Tools/Trainable Classifier Lab

Trainable Classifier Lab

What trainable classifiers are, when to use one instead of a SIT, EDM, or fingerprint, and what building your own really takes.

Pattern matching vs machine learning

Purview classifies content two fundamentally different ways. Knowing which problem you have is most of the decision.

SIT

Sensitive Information Types

Pattern matching: a regex or keyword finds the data, nearby evidence confirms the context. If you can describe the data as a pattern, this is your tool.

Detects: credit cards, IDs, account numbers, codenames
You control: every part of the pattern
Feedback loop: instant, test and adjust in minutes

Build one in the Custom SIT Builder →

Trainable

Trainable Classifiers

Machine learning: the classifier learns a category from hundreds of examples and recognises a contract or a CV the way a person does, by the content as a whole.

Detects: contracts, source code, financials, resumes
You control: the examples it learns from
Feedback loop: slow, training cycles take days

Browse the pretrained catalog →

The custom classifier lifecycle

Pretrained classifiers work immediately. A custom one is a small project, and most of it is collecting good examples.

Check the built-in catalog

Minutes

Purview comes with pretrained classifiers (source code, resumes, financial statements and more) that work straight away. If one covers your category, stop here: custom classifiers are real work.

Collect seed content

Days to weeks

50 to 500 samples that clearly belong in the category, 150 to 1,500 that clearly do not. A human picks these, and their quality decides the project. Only the 2,000 newest samples are processed.

Stage in SharePoint

Hours

Positive and negative samples go in separate, dedicated SharePoint folders containing nothing else. Use a Communication site, not a Teams folder, and allow an hour for indexing if the folders are new.

Create and train

Up to 24 hours

Point the portal at the positive folder, then the negative one. The model builds within 24 hours, and automated testing (in preview) has cut the whole workflow from around 12 days to about two.

Review predictions

Days

Work through the test results confirming each prediction. Poor accuracy is cheap to fix here: add seed data and retrain. After publishing it is not.

Publish and monitor

Ongoing

Published classifiers become conditions in auto-labelling, auto-apply retention, and DLP. The catch: a published classifier cannot be retrained. To improve one, delete it and rebuild with bigger sample sets.
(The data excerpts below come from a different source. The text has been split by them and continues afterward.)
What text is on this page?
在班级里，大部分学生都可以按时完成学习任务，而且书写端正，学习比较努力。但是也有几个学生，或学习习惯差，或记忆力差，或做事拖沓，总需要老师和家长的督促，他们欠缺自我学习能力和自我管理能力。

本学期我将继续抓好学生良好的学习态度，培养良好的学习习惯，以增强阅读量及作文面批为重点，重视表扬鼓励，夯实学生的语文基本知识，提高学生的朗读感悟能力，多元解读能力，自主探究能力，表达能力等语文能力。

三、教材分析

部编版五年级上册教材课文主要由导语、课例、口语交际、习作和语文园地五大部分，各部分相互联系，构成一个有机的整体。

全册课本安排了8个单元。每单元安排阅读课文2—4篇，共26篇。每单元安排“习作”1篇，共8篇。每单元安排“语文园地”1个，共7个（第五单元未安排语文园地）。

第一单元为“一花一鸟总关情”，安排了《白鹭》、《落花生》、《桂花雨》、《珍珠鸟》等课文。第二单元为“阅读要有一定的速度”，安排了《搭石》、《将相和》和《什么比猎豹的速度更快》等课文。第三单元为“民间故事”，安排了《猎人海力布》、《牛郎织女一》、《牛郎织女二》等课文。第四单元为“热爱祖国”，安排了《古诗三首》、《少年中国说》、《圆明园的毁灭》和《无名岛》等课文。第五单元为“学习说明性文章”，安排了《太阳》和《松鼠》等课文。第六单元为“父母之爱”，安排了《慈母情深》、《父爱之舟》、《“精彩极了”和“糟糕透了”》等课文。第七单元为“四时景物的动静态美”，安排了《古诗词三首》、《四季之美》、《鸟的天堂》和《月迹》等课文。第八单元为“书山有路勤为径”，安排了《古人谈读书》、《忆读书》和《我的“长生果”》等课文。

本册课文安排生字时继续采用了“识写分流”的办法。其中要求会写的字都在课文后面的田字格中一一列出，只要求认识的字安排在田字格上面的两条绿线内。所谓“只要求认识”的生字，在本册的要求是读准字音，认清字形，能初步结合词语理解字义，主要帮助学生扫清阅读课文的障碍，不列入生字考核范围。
Where classifiers can be used

Trainable classifiers are conditions, the same as SITs: policies reference them. One gap catches people out.
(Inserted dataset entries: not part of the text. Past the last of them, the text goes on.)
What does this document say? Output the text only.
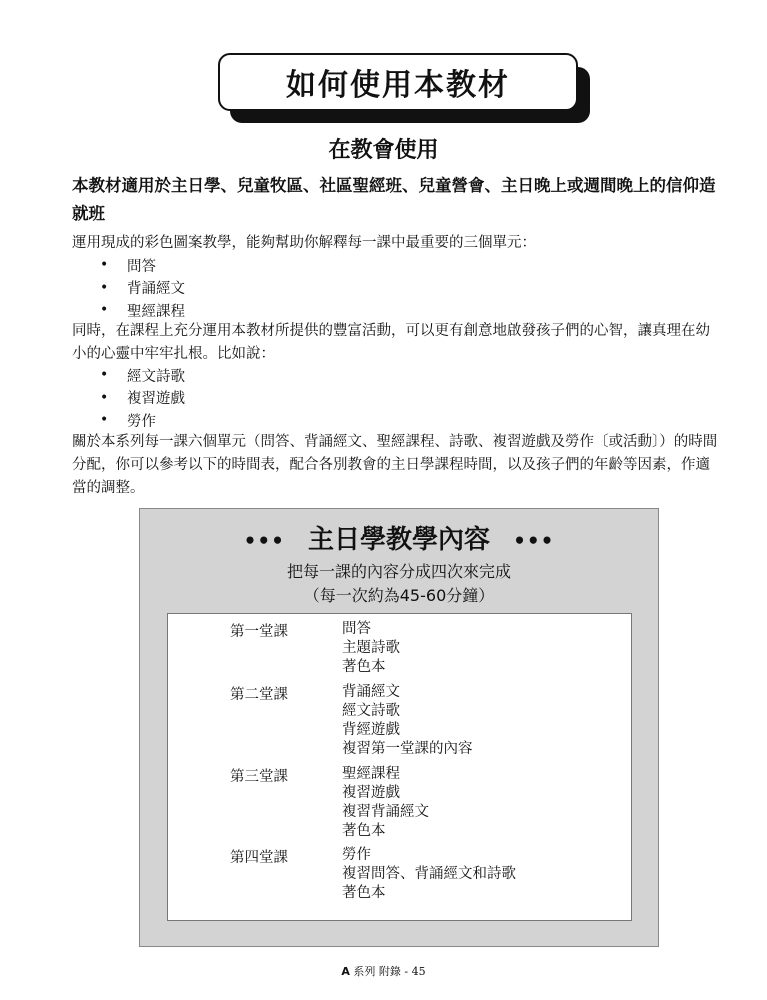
如何使用本教材
在教會使用
本教材適用於主日學、兒童牧區、社區聖經班、兒童營會、主日晚上或週間晚上的信仰造就班
運用現成的彩色圖案教學，能夠幫助你解釋每一課中最重要的三個單元：
•	問答
•	背誦經文
•	聖經課程
同時，在課程上充分運用本教材所提供的豐富活動，可以更有創意地啟發孩子們的心智，讓真理在幼小的心靈中牢牢扎根。比如說：
•	經文詩歌
•	複習遊戲
•	勞作
關於本系列每一課六個單元（問答、背誦經文、聖經課程、詩歌、複習遊戲及勞作〔或活動〕）的時間分配，你可以參考以下的時間表，配合各別教會的主日學課程時間，以及孩子們的年齡等因素，作適當的調整。
••• 主日學教學內容 •••
把每一課的內容分成四次來完成
（每一次約為45-60分鐘）
第一堂課	問答
主題詩歌
著色本
第二堂課	背誦經文
經文詩歌
背經遊戲
複習第一堂課的內容
第三堂課	聖經課程
複習遊戲
複習背誦經文
著色本
第四堂課	勞作
複習問答、背誦經文和詩歌
著色本
A 系列 附錄 - 45
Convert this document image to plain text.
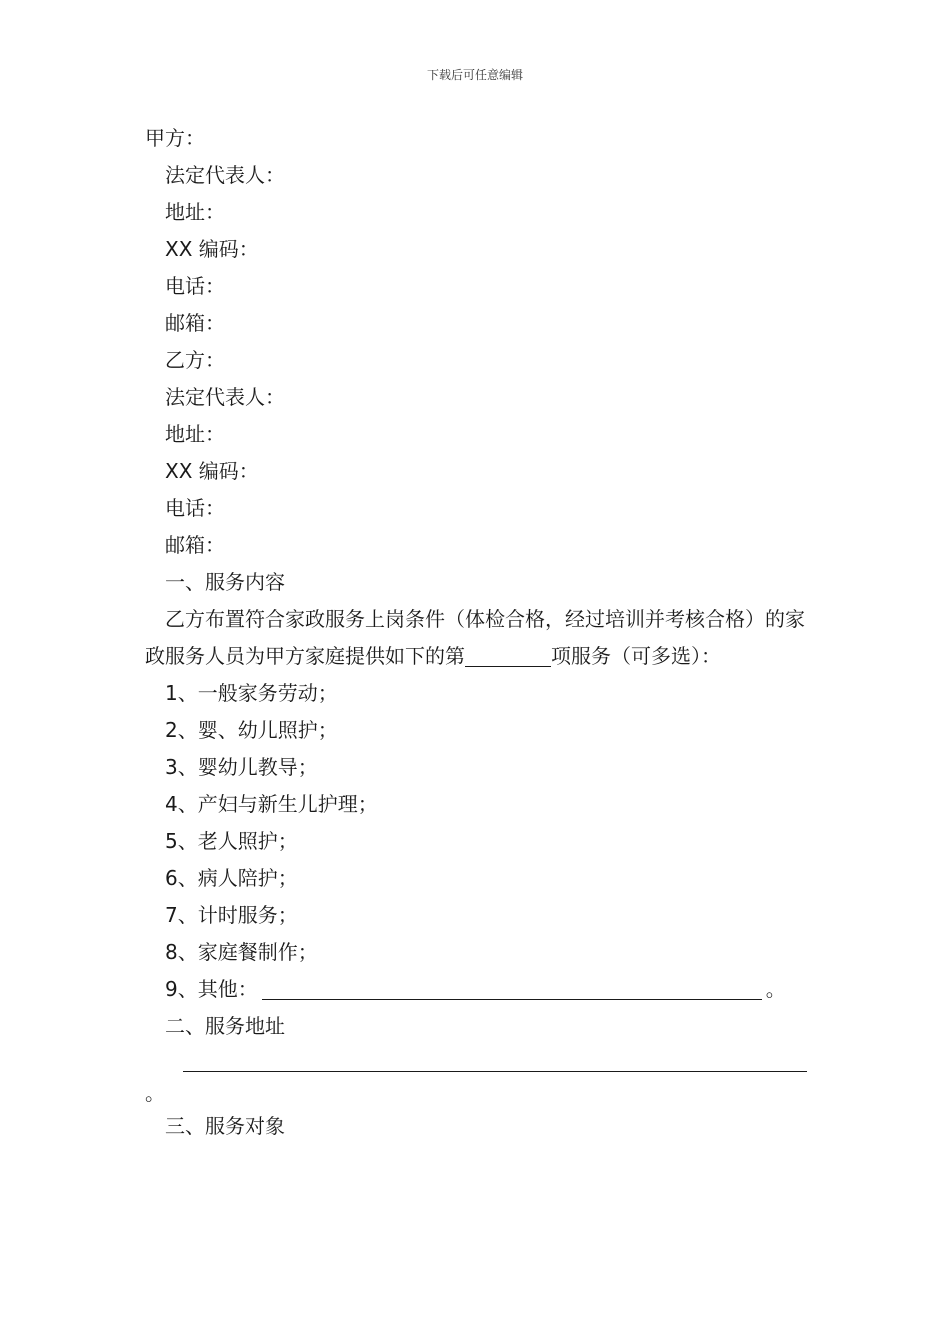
下载后可任意编辑
甲方：
法定代表人：
地址：
XX 编码：
电话：
邮箱：
乙方：
法定代表人：
地址：
XX 编码：
电话：
邮箱：
一、服务内容
乙方布置符合家政服务上岗条件（体检合格，经过培训并考核合格）的家政服务人员为甲方家庭提供如下的第	项服务（可多选）：
1、一般家务劳动；
2、婴、幼儿照护；
3、婴幼儿教导；
4、产妇与新生儿护理；
5、老人照护；
6、病人陪护；
7、计时服务；
8、家庭餐制作；
9、其他：	。
二、服务地址
。
三、服务对象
Solution	Built-in classifiers	Custom classifiers
Auto-labelling with sensitivity labels	✓	✓
Auto-apply retention label policies	✓	✓
Data Loss Prevention policies	✓	✓
Communication Compliance Microsoft-provided classifiers only. Custom trainable classifiers are not supported.	✓	✗

The constraints that shape projects

Five facts worth knowing before anyone commits to a custom classifier. Each one has derailed a real project.

Custom classifiers are English only

Built-in classifiers evaluate multiple languages, but custom trainable classifiers only support English content.

Encrypted items are invisible

Classifiers only work with items that are not encrypted. Content protected with encrypting sensitivity labels will not be evaluated.

No retraining after publish

Retraining a published custom classifier is not supported. If accuracy is poor in production, you remove the classifier and rebuild it with larger, better sample sets. Get it right before you publish.

Creator-only by default

By default, only the account that creates a custom classifier can train it and review its predictions. Pick the owner deliberately, not whoever happened to be logged in.

E5-level licensing

Trainable classifiers sit in the Microsoft 365 E5 / E5 Compliance feature set. Check the Microsoft 365 licensing guidance for security and compliance for specifics.